Фролов после дежурства зашел в бар пропустить рюмочку. Настроение было паршивым, все вокруг раздражало. Особенно бесила его компании молодых людей, гулявших за соседним столом. Длинноволосые парни гоготали во все горло, под стать им визжали их размалеванные подружки. Выходя из бара, Фролов нарочно споткнулся, у одного из парней выпал из рук и разбился стакан. Недолго думая, он запустил пепельницей в спину обидчика. Завязалась драка. Численное превосходство соперников было очевидным. Повалив на пол, его стали пинать ногами. Чувствуя, что вот-вот потеряет сознание, майор дотянулся до наплечной кобуры, судорожно рванул предохранитель на табельном «пээме». Стрелял, пока не разрядил всю обойму. Два трупа и четверо раненых «потянули» на двенадцать лет строгого режима. В Пресненской пересылке, той самой, где в свое время, не без его стараний, ждал своей участи Гелий, он оказался по чьему-то недосмотру не в специальной камере, в которой положено содержать работников правоохранительных органов, а в камере с уголовниками. Тюремный телеграф сработал безотказно: «в хате мент». В первую же ночь его, основательно избитого, с выбитыми зубами, изнасиловали – «опустили» со всеми возможными извращениями, отогнав отныне пассивного педераста Фросю туда, где ему быть надлежало, – к параше.

По сравнению со своими милицейскими дружками разжалованный подполковник КГБ Слащинин отделался «легко». Томимый бездельем, стал частенько захаживать в гараж к отцу, где помогал ему по мере сил.
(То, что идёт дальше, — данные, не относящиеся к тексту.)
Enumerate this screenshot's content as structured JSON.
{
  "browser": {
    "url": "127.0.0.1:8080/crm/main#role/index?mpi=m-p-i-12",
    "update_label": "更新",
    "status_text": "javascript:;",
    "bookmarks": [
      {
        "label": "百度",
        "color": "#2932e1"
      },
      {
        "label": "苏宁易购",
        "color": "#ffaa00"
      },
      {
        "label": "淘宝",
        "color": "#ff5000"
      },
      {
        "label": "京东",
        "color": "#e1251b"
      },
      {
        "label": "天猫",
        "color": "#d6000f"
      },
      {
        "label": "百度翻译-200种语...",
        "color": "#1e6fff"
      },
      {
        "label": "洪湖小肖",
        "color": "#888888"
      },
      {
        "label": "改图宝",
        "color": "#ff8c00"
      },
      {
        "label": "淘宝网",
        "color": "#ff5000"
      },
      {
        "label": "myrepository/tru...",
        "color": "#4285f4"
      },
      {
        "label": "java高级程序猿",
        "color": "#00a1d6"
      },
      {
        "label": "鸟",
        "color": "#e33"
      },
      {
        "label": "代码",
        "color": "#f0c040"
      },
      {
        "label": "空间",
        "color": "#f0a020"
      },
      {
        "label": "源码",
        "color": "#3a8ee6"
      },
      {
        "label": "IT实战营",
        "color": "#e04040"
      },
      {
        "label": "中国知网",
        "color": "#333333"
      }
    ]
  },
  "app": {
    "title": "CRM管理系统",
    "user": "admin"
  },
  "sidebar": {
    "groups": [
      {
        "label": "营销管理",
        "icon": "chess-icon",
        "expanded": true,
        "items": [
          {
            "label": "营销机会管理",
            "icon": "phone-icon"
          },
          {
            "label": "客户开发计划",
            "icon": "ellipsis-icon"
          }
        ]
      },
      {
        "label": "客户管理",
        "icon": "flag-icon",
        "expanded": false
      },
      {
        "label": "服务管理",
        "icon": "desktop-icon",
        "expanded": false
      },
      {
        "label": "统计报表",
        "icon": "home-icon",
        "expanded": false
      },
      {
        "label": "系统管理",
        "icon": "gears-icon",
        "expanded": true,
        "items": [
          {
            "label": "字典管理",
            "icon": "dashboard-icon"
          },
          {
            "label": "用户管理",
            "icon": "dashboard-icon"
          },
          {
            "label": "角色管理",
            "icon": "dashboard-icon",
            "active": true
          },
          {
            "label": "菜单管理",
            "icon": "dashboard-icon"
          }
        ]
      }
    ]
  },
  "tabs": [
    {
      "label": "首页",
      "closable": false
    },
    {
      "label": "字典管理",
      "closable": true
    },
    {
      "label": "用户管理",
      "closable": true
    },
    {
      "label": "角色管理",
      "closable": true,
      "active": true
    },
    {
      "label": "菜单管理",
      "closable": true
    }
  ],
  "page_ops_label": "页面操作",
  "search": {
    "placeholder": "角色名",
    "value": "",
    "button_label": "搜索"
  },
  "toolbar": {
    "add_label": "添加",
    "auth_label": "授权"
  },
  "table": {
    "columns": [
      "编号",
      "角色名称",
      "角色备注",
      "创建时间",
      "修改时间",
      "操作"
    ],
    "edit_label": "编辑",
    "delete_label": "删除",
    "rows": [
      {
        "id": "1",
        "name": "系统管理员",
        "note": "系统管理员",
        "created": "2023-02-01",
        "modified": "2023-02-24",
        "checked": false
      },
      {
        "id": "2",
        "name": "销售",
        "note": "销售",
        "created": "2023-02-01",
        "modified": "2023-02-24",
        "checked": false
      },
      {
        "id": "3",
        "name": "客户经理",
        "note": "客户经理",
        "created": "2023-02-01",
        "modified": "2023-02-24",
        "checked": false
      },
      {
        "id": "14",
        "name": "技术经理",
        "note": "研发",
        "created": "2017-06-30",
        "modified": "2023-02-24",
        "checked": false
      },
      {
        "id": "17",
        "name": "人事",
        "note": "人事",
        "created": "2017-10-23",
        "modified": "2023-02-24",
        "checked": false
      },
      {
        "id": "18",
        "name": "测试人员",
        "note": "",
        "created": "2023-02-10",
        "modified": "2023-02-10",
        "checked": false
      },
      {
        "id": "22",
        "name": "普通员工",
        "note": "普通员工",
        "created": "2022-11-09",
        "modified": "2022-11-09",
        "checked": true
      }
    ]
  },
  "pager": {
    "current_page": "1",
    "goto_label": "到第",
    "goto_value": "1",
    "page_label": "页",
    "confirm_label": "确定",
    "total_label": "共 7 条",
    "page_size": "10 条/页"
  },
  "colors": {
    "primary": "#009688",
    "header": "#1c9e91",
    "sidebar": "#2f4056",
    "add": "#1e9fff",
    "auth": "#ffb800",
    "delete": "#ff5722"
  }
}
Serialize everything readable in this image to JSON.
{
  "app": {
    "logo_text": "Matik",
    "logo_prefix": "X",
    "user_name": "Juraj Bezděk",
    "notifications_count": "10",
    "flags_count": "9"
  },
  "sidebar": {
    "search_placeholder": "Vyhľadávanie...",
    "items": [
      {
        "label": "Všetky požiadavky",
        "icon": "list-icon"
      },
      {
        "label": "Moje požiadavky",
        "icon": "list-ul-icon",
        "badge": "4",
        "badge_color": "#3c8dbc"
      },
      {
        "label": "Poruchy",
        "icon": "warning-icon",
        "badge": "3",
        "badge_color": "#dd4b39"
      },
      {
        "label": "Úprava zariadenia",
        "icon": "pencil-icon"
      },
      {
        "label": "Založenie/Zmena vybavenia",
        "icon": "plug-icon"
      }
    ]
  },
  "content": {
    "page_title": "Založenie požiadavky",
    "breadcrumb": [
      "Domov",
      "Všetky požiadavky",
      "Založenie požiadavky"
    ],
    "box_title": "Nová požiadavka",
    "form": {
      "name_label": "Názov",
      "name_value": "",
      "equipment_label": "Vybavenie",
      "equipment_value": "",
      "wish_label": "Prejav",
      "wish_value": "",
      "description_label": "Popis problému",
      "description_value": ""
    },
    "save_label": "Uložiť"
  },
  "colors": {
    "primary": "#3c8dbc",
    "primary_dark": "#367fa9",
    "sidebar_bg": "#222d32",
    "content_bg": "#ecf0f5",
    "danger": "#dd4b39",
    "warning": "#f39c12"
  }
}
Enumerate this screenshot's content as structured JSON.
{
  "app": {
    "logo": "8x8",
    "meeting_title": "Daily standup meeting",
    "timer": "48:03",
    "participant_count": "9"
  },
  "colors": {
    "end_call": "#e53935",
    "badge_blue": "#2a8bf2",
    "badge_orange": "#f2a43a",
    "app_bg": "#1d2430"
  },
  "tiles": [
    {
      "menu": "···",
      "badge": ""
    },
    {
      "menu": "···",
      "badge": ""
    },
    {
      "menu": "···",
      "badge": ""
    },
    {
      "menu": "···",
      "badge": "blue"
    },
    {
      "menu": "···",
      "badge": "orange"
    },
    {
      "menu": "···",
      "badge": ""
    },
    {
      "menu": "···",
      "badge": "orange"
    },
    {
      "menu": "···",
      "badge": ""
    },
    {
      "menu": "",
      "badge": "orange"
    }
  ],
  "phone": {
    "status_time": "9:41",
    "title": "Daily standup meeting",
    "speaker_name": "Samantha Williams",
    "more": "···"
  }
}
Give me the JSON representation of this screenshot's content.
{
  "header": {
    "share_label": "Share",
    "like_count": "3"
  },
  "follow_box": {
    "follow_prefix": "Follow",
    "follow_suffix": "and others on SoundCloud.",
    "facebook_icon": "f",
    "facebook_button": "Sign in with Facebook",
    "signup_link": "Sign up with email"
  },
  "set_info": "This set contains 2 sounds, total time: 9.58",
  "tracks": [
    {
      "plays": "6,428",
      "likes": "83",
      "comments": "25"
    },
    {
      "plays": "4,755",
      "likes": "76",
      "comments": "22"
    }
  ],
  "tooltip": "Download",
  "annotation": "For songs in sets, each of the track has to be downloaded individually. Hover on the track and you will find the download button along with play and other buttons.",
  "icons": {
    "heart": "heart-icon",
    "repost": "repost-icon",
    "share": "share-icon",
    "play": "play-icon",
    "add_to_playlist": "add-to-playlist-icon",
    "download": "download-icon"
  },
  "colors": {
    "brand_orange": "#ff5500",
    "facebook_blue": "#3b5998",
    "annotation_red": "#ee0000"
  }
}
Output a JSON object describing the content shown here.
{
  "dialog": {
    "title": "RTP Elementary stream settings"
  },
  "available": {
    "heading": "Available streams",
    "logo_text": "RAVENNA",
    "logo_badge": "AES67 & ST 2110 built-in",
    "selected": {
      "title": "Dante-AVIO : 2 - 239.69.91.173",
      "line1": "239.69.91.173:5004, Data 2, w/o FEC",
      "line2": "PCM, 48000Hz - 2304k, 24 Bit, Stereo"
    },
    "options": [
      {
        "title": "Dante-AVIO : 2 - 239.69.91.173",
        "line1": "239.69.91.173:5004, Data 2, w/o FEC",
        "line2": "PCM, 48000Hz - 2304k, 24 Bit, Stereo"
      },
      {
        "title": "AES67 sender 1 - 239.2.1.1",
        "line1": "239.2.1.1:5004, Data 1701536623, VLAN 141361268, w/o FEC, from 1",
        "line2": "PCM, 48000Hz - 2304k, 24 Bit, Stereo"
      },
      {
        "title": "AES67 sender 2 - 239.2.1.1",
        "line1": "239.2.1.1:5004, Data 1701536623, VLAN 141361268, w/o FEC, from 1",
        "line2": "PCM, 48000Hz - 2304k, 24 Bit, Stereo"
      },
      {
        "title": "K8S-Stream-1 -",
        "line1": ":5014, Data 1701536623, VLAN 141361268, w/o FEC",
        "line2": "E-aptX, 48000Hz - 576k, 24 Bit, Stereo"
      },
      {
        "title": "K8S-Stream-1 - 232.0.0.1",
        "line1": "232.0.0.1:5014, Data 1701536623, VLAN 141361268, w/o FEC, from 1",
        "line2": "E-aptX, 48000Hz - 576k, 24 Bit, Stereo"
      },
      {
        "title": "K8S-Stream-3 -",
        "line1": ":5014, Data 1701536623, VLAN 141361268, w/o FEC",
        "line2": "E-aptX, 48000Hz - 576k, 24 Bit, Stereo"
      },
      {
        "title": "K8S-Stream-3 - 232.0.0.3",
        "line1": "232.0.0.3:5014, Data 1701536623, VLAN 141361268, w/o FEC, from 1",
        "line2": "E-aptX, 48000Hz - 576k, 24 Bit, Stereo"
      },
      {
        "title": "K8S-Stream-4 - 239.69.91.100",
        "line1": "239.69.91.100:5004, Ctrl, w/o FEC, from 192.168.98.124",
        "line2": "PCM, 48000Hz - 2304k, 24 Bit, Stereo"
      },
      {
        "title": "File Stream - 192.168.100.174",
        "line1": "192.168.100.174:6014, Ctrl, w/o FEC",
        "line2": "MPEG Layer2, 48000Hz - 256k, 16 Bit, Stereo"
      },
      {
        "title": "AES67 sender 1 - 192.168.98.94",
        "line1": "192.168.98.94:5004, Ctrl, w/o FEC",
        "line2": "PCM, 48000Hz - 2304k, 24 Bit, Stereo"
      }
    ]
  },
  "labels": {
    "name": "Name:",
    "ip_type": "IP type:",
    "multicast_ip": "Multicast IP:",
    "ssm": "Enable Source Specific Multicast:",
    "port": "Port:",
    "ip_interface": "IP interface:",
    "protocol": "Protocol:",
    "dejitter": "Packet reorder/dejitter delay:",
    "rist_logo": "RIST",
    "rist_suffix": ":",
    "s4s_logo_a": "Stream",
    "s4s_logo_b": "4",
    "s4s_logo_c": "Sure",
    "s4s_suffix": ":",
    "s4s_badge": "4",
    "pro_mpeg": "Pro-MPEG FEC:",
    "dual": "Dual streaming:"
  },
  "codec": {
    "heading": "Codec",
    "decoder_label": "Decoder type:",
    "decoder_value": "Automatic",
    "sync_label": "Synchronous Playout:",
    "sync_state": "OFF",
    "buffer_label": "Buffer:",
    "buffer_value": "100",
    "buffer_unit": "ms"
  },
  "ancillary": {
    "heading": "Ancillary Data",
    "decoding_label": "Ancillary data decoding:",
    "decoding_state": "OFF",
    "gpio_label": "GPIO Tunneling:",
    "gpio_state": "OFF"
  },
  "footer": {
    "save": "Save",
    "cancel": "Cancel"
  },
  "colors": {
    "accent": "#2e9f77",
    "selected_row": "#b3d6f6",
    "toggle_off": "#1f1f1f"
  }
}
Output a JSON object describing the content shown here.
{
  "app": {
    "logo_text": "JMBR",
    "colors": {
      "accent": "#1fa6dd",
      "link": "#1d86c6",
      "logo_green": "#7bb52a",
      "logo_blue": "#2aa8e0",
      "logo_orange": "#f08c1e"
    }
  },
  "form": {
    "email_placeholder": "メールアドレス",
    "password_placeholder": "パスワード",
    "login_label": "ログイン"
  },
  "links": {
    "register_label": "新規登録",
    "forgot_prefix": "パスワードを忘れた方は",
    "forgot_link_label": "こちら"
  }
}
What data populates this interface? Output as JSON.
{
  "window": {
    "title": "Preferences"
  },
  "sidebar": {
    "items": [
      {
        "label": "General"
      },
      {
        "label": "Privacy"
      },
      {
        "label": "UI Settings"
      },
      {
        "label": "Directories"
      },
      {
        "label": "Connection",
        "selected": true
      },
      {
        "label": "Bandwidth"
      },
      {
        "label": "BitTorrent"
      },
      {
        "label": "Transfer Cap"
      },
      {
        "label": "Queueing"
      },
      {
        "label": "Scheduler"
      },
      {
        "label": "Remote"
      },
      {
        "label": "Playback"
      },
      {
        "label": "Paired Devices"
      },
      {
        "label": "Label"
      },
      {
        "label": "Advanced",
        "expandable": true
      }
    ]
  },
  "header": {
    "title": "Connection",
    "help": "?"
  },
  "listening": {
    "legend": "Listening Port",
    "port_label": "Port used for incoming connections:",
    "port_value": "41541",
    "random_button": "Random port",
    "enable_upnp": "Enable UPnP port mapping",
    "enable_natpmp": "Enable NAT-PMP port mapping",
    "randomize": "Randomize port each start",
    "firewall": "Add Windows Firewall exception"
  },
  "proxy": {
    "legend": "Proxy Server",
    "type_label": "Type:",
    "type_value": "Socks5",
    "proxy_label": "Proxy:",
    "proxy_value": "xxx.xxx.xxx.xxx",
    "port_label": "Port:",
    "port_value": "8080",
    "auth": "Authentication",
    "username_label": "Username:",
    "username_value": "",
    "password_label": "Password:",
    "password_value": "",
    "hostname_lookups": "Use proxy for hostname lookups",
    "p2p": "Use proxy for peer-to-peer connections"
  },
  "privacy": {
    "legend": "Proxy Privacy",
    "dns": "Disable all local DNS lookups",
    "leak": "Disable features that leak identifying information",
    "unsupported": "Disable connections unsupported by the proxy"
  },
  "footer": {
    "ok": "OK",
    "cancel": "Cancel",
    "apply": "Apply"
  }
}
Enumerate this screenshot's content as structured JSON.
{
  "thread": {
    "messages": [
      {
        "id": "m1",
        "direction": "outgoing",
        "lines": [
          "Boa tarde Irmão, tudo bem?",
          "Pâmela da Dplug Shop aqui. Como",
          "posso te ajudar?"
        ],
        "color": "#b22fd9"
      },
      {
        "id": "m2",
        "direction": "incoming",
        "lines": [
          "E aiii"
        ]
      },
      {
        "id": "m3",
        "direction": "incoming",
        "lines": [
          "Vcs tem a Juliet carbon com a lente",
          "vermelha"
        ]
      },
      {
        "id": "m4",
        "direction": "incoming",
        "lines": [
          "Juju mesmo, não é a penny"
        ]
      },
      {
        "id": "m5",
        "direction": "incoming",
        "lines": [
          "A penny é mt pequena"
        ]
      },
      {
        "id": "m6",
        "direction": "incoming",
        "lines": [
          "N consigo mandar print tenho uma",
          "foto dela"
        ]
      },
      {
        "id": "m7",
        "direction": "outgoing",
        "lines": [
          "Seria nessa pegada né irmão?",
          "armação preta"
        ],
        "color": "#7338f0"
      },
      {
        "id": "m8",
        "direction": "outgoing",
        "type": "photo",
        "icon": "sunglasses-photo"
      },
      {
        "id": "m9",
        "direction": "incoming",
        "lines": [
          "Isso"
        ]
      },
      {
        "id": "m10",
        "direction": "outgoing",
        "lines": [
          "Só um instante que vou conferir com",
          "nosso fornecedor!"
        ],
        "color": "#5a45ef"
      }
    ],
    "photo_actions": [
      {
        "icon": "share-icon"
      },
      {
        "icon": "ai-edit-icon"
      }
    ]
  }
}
Не обладая навыками, он небрежно, как следует не закрепив домкрат, поднял микроавтобус РАФ. Едва он оказался под машиной, она рухнула на него всей своей трехтонной тяжестью. В Центральном институте травматологии и ортопедии, куда его определили стараниями бывшего начальника, даже волшебные руки главврача Мироновой ничего уже поделать не смогли. Чрез год, изуродованный, он вернулся домой, с постели без посторонней помощи подняться не мог, враз состарившаяся мать ухаживала за сыном, меняла ему постель, кормила, выносила судно.


***


Вскоре после того, как Гелий зарегистрировался с Леной в загсе, он побывал в клинике – подошло время обследования. Игорь Гургенович встретил бывшего пациента радостными восклицаниями. А после того, как Строганов сдал все анализы, сообщил, что его хочет видеть профессор Левин.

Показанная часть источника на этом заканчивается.